Honoring that commitment while enforcing the tax code could be complicated.

Janet Holtzblatt, a senior fellow at the Urban-Brookings Tax Policy Center, said it would be a challenge for the I.R.S. to determine whether taxpayers reporting an income under $400,000 are doing so legitimately, without being able to audit some of them initially. Ultimately, she said, the agency will need to decide on an acceptable audit rate for people under that income level.

Mr. Werfel acknowledged that the I.R.S. would have to be alert in instances where taxpayers earn, for example, $5 million in a given year and $399,000 a year later.

“We might take a second look at that,” he said.

The plan lays out benchmarks for many of its goals but it leaves unanswered questions.

The I.R.S. is in the midst of a $15 million study to determine if it can create its own system that would let more taxpayers file their federal returns online at no cost. This idea has met resistance from lobbying groups representing the tax preparation industry.

The agency has faced criticism this year after the publication of a study that showed that Black taxpayers are at least three times as likely as other taxpayers to face I.R.S. audits, even after accounting for the differences in the types of returns each group is most likely to file.
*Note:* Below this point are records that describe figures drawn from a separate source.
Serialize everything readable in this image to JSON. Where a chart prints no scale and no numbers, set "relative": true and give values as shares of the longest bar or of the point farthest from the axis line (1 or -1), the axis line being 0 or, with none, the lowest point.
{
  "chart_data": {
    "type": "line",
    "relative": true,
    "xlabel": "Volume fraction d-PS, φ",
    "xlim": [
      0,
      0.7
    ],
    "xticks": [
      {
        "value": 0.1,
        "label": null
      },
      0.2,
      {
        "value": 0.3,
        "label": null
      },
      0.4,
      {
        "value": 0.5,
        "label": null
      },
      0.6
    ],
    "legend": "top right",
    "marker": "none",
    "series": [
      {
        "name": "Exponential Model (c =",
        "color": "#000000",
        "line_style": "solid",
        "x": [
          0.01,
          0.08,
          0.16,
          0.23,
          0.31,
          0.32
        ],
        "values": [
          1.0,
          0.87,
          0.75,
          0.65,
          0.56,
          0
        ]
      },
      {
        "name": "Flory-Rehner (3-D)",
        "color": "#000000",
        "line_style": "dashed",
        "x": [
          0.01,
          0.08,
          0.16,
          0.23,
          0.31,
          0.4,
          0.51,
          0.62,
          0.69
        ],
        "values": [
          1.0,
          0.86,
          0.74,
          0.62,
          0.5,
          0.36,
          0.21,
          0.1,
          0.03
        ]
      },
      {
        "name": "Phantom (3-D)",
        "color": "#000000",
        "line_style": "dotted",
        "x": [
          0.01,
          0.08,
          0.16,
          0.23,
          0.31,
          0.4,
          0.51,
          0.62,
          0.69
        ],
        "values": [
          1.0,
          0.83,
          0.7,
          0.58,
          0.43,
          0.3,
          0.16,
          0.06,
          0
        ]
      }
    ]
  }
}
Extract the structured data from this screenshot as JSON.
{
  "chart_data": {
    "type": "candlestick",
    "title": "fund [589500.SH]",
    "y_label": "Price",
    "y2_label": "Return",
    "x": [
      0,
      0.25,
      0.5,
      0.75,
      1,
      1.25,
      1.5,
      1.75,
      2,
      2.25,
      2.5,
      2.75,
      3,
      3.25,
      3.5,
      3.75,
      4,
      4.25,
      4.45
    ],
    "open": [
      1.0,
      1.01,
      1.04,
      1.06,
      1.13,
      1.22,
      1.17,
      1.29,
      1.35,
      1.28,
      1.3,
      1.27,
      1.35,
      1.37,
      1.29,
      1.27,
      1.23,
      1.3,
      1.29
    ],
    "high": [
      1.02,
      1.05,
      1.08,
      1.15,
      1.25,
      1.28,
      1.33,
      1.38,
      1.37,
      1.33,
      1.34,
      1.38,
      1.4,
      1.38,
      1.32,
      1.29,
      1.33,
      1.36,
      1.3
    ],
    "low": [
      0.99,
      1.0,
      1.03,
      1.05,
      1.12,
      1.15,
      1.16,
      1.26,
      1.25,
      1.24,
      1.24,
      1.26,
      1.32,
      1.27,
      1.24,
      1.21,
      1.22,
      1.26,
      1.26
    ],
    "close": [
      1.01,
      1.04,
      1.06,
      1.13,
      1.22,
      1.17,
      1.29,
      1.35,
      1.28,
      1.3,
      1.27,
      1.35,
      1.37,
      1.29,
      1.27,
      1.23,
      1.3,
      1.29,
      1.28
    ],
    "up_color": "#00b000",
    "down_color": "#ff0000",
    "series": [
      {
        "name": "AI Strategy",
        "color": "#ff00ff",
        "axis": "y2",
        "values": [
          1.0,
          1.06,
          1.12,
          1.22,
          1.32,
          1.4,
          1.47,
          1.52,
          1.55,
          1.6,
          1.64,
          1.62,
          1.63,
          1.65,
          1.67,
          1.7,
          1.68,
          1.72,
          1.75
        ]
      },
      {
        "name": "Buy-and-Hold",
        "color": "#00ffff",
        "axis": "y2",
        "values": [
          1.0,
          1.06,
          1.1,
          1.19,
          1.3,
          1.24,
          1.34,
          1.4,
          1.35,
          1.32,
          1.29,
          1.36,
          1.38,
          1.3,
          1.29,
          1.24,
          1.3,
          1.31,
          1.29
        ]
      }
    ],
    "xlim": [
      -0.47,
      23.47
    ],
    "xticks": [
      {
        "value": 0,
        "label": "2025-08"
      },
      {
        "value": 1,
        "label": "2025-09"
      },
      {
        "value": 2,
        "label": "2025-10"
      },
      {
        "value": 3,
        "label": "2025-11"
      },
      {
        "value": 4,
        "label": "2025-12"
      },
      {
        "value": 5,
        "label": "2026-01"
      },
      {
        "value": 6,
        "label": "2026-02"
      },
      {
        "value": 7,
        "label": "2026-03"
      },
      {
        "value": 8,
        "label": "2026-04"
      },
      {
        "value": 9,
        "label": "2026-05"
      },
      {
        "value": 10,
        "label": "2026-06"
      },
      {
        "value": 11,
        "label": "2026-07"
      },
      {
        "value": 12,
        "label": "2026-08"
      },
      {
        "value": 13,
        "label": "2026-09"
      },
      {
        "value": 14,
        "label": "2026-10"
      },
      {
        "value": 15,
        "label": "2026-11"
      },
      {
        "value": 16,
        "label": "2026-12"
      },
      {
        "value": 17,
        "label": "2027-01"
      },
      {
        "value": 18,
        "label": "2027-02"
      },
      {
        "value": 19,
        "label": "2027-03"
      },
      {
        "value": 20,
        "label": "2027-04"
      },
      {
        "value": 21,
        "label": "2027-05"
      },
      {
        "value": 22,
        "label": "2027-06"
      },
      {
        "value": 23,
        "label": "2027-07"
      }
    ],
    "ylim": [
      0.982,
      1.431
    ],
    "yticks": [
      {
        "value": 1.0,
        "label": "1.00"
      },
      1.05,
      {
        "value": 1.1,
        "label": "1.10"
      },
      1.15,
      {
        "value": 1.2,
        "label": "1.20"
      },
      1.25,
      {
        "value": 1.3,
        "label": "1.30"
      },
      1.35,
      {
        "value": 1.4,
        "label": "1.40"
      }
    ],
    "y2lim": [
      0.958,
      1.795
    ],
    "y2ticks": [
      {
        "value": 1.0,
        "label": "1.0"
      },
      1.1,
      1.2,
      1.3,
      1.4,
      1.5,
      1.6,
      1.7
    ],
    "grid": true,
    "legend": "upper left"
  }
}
The plan includes using data to support “equity analyses” and says a key project will be developing procedures to evaluate the fairness of I.R.S. systems.

“We will conduct research and partner with others to understand any potential systemic bias and identify disparities across dimensions including age, gender, geography, race and ethnicity,” the I.R.S. plan said.

The Treasury Department said earlier that the investment in the I.R.S. would lead to the hiring of 87,000 employees over 10 years, doubling the agency’s staff. But the operating plan does not give an estimate for the agency’s eventual head count.

Mr. Werfel batted down claims by Republican lawmakers that the I.R.S. would be hiring thousands of armed “agents” to scrutinize middle-class taxpayers and small businesses. He said that only 3 percent of the I.R.S. work force was in the criminal investigations division, which has access to weapons, and that there were no plans to increase that percentage.

Despite efforts to focus on technology and taxpayers services, the plan is likely to stoke renewed criticism from critics of the I.R.S. and from Republicans in Congress.

The report notes that if the agency’s annual funding is curtailed over the coming years, some of the $80 billion might be needed to maintain its basic operations. That would force the I.R.S. to scale back some of the ambition of its modernization plans.